Ha incontrato i sacerdoti della San Carlo per la prima volta durante una gita del Clu a Rockport, una cittadina del Massachusetts che si affaccia sul mare, con i cottage di legno nel tipico stile del New England. Non è stata un’epifania improvvisa, piuttosto un inizio discreto, un prendere forma, l’intuizione che quello che aveva visto poteva abbracciare la vita intera, anzi diventare una vita. È stato Father Paolo a ricordarle, diversi mesi più tardi, di quella giornata, che è anche la prima volta in cui ha messo piede nella parrocchia di Saint Clement. Miriam racconta che a quel punto avrebbe potuto anche voltare le spalle a questa compagnia che le aveva travolto la vita, ma al prezzo di negare tutto quello che aveva visto con i suoi occhi e toccato con le sue mani. Non aveva nulla in comune con queste persone, ma a un certo punto l’ha sorpresa un pensiero: non è un’affinità sentimentale o una consonanza di idee che ci tiene insieme, è un Altro che rende possibile quest’amicizia. Miriam ha scommesso tutto su questa intuizione. Nel rapporto con Father Paolo il desiderio che le ribolliva dentro di abbracciare la Chiesa cattolica è diventato un’ipotesi, una via percorribile fatta di volti, di luoghi, di sguardi benevoli che la fanno sentire preferita, tassello irripetibile nel mosaico di Dio. Le viene naturale chiamare Father Paolo il suo secondo padre. Con gli occhi ricolmi dell’affetto ricevuto racconta delle omelie di Father Luca e della paternità di Father Stefano.
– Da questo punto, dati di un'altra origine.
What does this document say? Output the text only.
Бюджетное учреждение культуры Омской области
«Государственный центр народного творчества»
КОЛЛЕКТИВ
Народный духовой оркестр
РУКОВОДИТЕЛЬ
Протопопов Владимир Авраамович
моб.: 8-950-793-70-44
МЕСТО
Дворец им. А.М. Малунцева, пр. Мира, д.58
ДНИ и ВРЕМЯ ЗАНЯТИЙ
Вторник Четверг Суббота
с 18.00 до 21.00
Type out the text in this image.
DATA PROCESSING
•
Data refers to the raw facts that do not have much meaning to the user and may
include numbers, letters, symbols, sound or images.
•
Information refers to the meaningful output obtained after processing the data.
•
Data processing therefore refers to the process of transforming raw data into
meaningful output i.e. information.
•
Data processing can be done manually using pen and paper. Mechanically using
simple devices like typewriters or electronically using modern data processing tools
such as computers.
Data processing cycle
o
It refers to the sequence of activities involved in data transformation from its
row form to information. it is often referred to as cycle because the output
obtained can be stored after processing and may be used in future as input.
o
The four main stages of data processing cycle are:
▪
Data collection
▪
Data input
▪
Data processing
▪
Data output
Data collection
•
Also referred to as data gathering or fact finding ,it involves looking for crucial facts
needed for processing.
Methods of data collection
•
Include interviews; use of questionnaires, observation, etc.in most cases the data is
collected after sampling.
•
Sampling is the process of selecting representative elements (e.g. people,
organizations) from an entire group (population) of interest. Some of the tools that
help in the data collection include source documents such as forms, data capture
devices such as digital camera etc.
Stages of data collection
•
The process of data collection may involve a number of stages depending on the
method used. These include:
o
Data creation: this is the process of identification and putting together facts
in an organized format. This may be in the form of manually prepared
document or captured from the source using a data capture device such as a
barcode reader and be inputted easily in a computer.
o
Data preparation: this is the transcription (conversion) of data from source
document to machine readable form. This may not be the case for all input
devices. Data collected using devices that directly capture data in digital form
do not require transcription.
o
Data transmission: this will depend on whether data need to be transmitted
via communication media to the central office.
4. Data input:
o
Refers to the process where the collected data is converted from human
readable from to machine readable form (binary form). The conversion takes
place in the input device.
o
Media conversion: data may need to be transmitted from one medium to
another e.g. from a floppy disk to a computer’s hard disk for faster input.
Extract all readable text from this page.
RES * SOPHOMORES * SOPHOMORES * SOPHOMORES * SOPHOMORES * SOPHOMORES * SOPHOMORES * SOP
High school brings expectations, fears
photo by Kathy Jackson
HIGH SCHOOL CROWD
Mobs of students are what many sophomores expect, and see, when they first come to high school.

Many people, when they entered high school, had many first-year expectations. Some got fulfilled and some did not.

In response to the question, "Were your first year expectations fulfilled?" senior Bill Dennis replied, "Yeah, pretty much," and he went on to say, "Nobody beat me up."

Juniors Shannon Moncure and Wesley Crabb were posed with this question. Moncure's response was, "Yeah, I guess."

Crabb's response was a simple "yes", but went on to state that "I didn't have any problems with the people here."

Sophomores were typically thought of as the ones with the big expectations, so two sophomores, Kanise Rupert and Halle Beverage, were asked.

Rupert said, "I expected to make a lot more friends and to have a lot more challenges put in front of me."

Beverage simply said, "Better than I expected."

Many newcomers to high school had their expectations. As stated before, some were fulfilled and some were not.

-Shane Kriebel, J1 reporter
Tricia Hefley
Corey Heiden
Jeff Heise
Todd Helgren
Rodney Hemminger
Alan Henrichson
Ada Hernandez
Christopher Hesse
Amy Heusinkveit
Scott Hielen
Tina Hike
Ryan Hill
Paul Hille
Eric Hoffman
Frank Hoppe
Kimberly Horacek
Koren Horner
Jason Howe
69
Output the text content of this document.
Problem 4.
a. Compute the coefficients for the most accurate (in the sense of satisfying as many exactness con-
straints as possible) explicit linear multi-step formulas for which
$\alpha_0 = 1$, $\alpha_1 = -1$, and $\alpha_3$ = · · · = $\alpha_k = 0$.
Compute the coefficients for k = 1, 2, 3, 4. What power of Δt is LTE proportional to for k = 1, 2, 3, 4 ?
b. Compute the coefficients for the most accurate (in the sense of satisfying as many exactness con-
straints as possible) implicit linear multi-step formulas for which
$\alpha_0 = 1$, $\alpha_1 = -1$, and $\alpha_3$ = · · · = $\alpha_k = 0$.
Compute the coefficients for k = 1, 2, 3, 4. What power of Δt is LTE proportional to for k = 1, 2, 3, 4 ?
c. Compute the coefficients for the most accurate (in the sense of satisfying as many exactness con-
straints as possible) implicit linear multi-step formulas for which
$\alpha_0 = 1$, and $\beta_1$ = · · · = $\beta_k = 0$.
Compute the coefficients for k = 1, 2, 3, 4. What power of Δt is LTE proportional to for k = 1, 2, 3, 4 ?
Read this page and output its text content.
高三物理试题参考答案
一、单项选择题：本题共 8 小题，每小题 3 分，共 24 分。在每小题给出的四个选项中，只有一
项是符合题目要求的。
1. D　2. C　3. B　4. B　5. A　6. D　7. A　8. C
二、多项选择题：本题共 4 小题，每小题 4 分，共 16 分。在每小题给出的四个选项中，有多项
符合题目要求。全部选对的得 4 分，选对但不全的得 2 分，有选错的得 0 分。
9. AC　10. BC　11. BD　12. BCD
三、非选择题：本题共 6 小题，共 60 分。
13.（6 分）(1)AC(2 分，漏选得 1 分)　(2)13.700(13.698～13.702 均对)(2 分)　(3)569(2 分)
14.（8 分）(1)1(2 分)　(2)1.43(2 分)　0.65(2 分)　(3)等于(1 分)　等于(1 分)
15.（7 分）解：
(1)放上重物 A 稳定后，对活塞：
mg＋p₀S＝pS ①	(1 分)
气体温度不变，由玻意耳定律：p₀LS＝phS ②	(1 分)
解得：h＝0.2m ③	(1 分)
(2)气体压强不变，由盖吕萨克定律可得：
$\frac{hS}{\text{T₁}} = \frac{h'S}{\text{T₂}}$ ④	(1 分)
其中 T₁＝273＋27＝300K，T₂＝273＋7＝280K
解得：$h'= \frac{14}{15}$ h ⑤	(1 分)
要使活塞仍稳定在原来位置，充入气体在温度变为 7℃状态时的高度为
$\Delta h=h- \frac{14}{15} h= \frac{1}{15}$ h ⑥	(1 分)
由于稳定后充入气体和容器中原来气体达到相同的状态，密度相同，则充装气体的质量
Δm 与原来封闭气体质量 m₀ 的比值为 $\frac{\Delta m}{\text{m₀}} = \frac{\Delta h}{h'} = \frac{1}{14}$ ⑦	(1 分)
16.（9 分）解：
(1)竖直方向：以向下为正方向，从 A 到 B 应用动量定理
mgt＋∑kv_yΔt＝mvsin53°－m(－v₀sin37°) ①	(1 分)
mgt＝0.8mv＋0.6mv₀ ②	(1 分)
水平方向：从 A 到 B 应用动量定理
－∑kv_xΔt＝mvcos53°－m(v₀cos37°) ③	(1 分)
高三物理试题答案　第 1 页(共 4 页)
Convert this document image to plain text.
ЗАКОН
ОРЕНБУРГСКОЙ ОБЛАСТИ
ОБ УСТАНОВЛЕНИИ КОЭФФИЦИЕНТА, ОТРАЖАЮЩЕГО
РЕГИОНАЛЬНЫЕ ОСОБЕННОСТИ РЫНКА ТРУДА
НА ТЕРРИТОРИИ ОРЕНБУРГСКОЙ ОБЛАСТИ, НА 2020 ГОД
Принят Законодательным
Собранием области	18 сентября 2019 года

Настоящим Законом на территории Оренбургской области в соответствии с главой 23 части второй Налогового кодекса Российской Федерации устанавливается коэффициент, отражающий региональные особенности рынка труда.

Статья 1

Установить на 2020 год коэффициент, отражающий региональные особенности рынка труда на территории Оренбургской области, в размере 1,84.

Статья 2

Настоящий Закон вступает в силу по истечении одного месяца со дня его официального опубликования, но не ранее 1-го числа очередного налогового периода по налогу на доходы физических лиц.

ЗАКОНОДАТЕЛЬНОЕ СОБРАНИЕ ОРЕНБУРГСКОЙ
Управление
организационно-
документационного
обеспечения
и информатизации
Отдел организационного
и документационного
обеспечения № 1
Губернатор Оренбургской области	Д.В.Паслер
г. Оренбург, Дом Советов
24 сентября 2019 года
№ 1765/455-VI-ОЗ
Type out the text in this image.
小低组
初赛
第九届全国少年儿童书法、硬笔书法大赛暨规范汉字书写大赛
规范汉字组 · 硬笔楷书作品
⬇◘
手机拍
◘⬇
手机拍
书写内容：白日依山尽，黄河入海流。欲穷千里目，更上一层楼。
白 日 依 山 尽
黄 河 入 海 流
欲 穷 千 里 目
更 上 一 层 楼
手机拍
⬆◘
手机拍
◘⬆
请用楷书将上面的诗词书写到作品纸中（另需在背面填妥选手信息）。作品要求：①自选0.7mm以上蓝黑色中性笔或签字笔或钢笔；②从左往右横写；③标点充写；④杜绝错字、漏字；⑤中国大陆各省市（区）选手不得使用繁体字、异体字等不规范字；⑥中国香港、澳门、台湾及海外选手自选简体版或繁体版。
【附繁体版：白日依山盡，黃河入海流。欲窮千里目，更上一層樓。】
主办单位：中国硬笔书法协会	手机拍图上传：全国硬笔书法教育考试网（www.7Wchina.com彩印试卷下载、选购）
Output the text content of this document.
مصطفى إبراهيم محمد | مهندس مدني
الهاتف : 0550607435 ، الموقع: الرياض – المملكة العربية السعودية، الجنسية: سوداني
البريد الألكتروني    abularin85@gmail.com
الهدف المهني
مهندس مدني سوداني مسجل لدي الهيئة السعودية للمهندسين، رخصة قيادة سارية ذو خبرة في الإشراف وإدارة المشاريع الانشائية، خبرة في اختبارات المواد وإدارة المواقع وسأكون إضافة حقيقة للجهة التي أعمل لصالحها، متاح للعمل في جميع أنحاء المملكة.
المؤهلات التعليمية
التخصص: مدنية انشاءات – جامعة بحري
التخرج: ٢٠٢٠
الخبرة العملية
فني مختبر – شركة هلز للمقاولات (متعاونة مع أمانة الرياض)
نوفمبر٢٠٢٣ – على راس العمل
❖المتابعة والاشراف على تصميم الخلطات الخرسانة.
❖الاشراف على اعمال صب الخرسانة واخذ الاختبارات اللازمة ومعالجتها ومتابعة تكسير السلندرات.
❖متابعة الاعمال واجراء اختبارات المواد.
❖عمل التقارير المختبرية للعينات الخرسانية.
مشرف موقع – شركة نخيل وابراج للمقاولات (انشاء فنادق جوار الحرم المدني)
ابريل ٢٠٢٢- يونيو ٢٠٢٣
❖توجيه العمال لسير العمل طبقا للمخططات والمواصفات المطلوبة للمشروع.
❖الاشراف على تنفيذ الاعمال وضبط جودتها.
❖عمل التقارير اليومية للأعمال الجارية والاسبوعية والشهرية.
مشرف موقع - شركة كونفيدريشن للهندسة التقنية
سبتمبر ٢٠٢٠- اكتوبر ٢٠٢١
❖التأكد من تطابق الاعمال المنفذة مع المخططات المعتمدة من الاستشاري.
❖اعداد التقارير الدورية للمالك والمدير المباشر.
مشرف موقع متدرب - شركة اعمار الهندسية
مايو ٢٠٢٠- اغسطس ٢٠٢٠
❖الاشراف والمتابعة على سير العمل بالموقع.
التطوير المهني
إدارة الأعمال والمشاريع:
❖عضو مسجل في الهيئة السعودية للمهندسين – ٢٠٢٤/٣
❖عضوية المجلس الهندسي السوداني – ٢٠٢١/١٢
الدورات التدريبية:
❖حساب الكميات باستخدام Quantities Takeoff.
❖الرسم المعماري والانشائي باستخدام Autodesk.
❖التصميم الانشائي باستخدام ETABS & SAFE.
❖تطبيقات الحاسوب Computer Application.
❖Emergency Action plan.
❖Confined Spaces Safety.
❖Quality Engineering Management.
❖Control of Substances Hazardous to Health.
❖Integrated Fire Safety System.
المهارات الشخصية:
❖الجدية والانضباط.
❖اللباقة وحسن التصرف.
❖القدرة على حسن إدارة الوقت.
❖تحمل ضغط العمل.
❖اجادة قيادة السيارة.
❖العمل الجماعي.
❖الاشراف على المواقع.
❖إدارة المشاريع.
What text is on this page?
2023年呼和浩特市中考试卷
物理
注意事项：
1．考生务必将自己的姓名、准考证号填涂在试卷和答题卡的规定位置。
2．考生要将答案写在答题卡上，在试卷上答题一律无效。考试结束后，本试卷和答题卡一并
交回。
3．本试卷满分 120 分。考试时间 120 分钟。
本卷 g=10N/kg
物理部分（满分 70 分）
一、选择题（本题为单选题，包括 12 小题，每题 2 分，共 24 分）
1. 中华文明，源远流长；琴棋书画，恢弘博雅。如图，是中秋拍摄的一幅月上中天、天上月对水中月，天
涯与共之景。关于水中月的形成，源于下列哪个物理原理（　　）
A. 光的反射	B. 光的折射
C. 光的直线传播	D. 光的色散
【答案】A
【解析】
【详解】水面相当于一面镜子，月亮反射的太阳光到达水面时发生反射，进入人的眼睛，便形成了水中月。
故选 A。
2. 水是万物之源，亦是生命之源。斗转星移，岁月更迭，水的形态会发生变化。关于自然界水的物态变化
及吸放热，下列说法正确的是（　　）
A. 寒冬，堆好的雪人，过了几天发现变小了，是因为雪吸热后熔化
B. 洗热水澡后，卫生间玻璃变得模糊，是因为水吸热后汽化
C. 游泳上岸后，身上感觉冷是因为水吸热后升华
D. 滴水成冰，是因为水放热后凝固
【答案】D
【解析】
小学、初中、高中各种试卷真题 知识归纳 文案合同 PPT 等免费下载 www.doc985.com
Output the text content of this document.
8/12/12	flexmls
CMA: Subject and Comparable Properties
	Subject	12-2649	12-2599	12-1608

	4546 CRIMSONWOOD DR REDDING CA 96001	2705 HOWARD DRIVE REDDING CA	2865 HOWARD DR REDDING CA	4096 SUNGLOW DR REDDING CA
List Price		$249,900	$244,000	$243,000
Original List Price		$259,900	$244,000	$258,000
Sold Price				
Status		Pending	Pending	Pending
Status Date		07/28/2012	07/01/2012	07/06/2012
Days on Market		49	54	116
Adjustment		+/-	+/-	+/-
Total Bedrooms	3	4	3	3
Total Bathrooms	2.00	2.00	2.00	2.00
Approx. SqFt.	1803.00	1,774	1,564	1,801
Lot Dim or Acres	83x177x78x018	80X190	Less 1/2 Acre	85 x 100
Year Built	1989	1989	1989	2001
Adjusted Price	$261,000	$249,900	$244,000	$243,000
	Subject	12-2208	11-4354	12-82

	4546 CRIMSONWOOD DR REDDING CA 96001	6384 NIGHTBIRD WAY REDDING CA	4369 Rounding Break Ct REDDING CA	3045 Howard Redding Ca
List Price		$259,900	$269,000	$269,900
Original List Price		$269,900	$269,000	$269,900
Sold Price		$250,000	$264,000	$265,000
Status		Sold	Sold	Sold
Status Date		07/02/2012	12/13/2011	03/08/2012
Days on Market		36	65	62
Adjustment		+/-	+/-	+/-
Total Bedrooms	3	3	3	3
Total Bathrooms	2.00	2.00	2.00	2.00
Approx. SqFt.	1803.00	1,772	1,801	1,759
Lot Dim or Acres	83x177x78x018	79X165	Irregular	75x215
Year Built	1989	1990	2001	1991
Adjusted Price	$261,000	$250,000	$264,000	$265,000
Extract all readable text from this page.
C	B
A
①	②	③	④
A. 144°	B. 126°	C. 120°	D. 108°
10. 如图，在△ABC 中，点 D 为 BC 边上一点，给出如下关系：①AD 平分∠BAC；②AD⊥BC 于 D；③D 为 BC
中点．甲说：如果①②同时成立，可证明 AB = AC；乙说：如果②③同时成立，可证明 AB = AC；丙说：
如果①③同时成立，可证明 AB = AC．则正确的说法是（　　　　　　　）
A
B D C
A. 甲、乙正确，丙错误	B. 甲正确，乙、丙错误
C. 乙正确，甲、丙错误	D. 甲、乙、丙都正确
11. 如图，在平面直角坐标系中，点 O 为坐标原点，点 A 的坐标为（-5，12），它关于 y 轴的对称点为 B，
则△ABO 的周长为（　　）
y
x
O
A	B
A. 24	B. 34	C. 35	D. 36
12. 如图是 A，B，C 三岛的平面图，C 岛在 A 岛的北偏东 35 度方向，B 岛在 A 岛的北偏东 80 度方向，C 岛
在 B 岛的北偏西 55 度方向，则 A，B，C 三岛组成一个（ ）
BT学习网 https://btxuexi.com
Ama perfino il modo amorevole in cui i preti la prendono in giro.
Sono scene di una vita ordinaria eppure traboccanti di una presenza eccezionale. Non è stato sempre facile spiegare alla sua famiglia quello che le stava capitando. Il padre, l’anima religiosa della famiglia, guardava un po’ di traverso questi incontri a tu per tu con un prete cattolico. In casa il cattolicesimo era un fatto di cui era consigliabile disinteressarsi. È stata la felicità che hanno visto fiorire in lei a vincere ogni resistenza. Ora sua madre le dice benevolmente: «Mi sta bene che diventi cattolica, basta che non ti fai suora!». Nemmeno Miriam, a dir la verità, ha capito tutto di quello che le è successo lungo la strada in questi anni, la mente brillante della studentessa di Harvard si confonde quando cerca di afferrare il mistero della comunione dei santi e gli altri passi della dottrina attraverso i quali Father Paolo l’ha condotta per mano, passo dopo passo. Ma in quei volti traluce la certezza incrollabile di essere nel luogo dove le sue domande trovano risposta. Per la certezza sperimentata attraverso quei volti, nella notte di Pasqua ha ricevuto la comunione e la cresima a Saint Clement, abbandonandosi all’abbraccio della Chiesa.